Elbow problems in the period 1980 to 1983 reduced his workload.

=== KBO ===
Niura transitioned to the Samsung Lions of the nascent KBO League in 1984, playing under his Korean name Kim Il-young. He was 16–10 with a 2.27 ERA in 1984. In 1985 Niura/Kim went 25-6 for the Lions, with a 2.79 ERA and 11 complete games to help lead the Lions to the KBO League championship. (Under the format the league played during that era, because the Lions finished first in both half-seasons, no Korean Series was played and Samsung was declared champion outright.) Kim won ten games in his first 12 starts that year, a KBO record for the fastest time to ten wins. Kim's 25 wins that year are still good for third-place in KBO single-season victories; he was beaten out for the 1985 KBO League Golden Glove Award by his teammate Kim Si-jin, who also won 25 games. He continued his KBO success in 1986, going 13–4 with a 2.53 ERA.

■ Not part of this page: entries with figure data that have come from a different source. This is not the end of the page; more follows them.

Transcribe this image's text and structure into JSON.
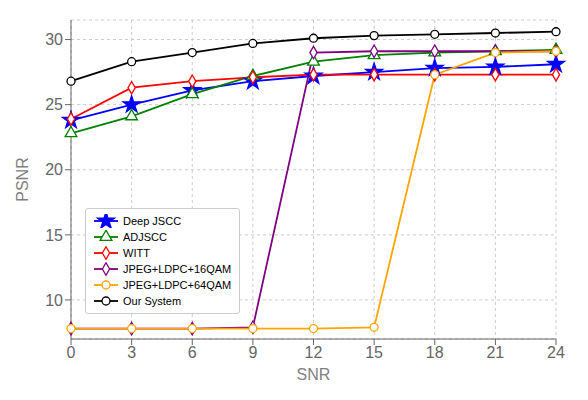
{
  "chart_data": {
    "type": "line",
    "xlabel": "SNR",
    "ylabel": "PSNR",
    "x": [
      0,
      3,
      6,
      9,
      12,
      15,
      18,
      21,
      24
    ],
    "series": [
      {
        "name": "Deep JSCC",
        "color": "#0000ff",
        "marker": "star",
        "values": [
          23.8,
          25.0,
          26.1,
          26.8,
          27.2,
          27.5,
          27.8,
          27.9,
          28.1
        ]
      },
      {
        "name": "ADJSCC",
        "color": "#008000",
        "marker": "triangle",
        "values": [
          22.8,
          24.1,
          25.8,
          27.2,
          28.3,
          28.8,
          29.0,
          29.1,
          29.2
        ]
      },
      {
        "name": "WITT",
        "color": "#ff0000",
        "marker": "diamond",
        "values": [
          23.9,
          26.3,
          26.8,
          27.1,
          27.3,
          27.3,
          27.3,
          27.3,
          27.3
        ]
      },
      {
        "name": "JPEG+LDPC+16QAM",
        "color": "#800080",
        "marker": "diamond",
        "values": [
          7.8,
          7.8,
          7.8,
          7.9,
          29.0,
          29.1,
          29.1,
          29.1,
          29.1
        ]
      },
      {
        "name": "JPEG+LDPC+64QAM",
        "color": "#ffa500",
        "marker": "circle",
        "values": [
          7.8,
          7.8,
          7.8,
          7.8,
          7.8,
          7.9,
          27.3,
          29.0,
          29.1
        ]
      },
      {
        "name": "Our System",
        "color": "#000000",
        "marker": "circle",
        "values": [
          26.8,
          28.3,
          29.0,
          29.7,
          30.1,
          30.3,
          30.4,
          30.5,
          30.6
        ]
      }
    ],
    "xlim": [
      0,
      24
    ],
    "xticks": [
      0,
      3,
      6,
      9,
      12,
      15,
      18,
      21,
      24
    ],
    "ylim": [
      7.0,
      31.5
    ],
    "yticks": [
      10,
      15,
      20,
      25,
      30
    ],
    "grid": true,
    "legend": "lower left"
  }
}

Niura was diagnosed with diabetes in 1986; that combined with the language barrier (Niura did not speak Korean), led to him returning to Japan.

Niura's three years in the KBO resulted in a 54–20 record (a .730 winning percentage), a 2.53 ERA, 32 complete games, and 8 shutouts.

=== NPB (second stint) ===
Niura returned to NPB in 1987, having added a screwball and changeup to his pitching repertoire, which previously had been limited to a fastball and a curveball. Now playing for the Yokohama Taiyō Whales, Niura ended up winning 11 games in 1987, along with 7 complete games and 4 shutouts, and won the Comeback Player of the Year Award (an honor he shared with Tōru Sugiura of the Yakult Swallows). He made his fourth All-Star team in 1987 and his fifth (and final) one in 1988.

On August 4, 1989, he shut out his old team Yomiuri on 13 hits, the most hits ever allowed by an NPB pitcher in a shutout.

Niura's 22-season career ended in 1992, playing with the Yakult Swallows.